On the death of Saint Cormac of Armagh, the Bishop of Armagh, on 17 February 497, Dubthach was appointed as the 6th coarb in succession to Saint Patrick. Dubthach reigned as bishop for 16 years. Thomas Walsh, without giving the specific source, states that-

"The scanty fragments of Irish history, which have escaped the wreck of English persecution during the 16th and 17th centuries, give us to understand, that this primate made the life and actions of St. Patrick his constant model, while he governed for sixteen years the see of Armagh. He took care to have churches erected on the northern and western coasts, which, until his time, were unconverted: others he enlarged and adorned. Young and active, as well as holy men were always ready to go forth and instruct the people. He watched over the education and morals of the people, and devoted much time to the establishment and superintendence of schools, particularly the celebrated one of Armagh."

==St. Tigernach==

In the Life of St. Tigernach of Clones there is an anecdote about Dubhthach-

‘The fame of our Saint's virtues being diffused abroad, many holy men flocked to visit him, and to engage in useful and pious conferences. Among others, Duach (Doachus), Bishop of Armagh, was received with great honour and attention, by the saint. At his departure, Tigemach offered up earnest prayers to God. While travelling through a plain, called Magh Glas (or Machaire Glas or Glassen) the Bishop departed this life, a circumstance which was revealed to our saint. He ordered a charioteer, to put horses under his chariot. Having ascended it, the driver was desired not to open his eyes, without a special permission. Tigernach declared, likewise, that he would hold the reins, on that day; for, he knew, that the Angels should accompany them, on the way. The event corresponded with his anticipations. Having journeyed a considerable distance, the charioteer ventured to uncover his head, contrary to the Bishop's advice, but not with impunity. He was instantly deprived of sight. However, this was again restored, on his master signing him with a cross. When they came to that place, where the Bishop's corpse lay, blessing holy water, Tigernach sprinkled it on the body. Then, earnestly addressing his prayers to God, our saint requested the return of the Bishop's soul to his body. Immediately, Duach arose, and then he said, "Tigernach on earth, Tigernach in heaven" as if he would say, that whilst our Saint's body remained on earth, his soul and dwelling were in Heaven. Afterwards, both these servants of God, receiving from each other a kiss of peace, conceived most tender sentiments of mutual and fraternal love.’

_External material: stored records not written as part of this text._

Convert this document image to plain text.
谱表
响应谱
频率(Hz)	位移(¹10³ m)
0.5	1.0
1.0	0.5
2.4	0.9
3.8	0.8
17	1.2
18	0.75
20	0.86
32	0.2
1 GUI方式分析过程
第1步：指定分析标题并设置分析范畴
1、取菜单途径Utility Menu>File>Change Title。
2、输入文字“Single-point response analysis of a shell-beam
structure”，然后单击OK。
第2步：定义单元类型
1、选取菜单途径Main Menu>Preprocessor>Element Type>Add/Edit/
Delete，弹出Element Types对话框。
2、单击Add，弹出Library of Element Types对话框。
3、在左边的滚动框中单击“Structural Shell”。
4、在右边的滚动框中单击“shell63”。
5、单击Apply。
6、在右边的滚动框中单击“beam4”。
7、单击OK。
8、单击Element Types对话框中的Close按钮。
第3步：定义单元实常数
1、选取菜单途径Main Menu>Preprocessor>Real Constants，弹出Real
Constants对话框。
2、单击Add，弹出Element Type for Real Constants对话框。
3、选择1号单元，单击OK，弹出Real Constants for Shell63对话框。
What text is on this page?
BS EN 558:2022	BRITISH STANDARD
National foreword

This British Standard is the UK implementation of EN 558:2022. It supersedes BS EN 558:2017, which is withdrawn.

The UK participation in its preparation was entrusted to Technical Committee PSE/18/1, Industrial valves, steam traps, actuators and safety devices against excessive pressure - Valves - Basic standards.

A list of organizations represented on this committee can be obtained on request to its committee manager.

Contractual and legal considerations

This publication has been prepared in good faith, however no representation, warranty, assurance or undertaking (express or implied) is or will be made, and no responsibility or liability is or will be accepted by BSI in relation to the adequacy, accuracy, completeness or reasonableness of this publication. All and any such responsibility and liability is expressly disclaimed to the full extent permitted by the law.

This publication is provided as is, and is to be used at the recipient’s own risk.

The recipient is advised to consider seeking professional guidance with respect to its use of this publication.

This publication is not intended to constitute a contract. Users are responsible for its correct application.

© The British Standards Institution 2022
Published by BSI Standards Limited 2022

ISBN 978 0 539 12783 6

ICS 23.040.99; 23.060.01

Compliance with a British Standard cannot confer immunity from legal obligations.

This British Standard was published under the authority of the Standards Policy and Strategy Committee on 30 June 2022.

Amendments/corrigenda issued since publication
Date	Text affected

Scholars like Charles Plummer and Kim McCone assumed this refers to Dubthach the Second but the position of the anecdote in Tigernach’s Life means it is more likely to refer to Dubthach the First, a view that Ware and Canon O’Hanlon agreed with.

==Death==

Dubthach died in 513. The Annals of Ireland give the following obits-

- Annals of the Four Masters 512- "Dubhthach, i.e. of Druim-Dearbh, Bishop of Ard-Macha, resigned his spirit"
- Annals of Inisfallen 512- "Repose of Dubthach, bishop of Ard Macha"
- Annals of Ulster 513- "Dubthach from Druim Derb, bishop of Ard Macha, died"
- Chronicon Scotorum 513- "Dubtach, Abbot of Ardmacha, quievit"
- Annals of Tigernach 515- "Dubthach of Armagh died"
- Annals of Clonmacnoise 516- "Duffagh abbott of Ardmach dyed"
- Annals from the Book of Leinster- "Dubthach, abbot of Armagh, rested"

==Feast day==

It seems that Dubhthach was not venerated as a saint as record exists of his veneration or of his Feast Day.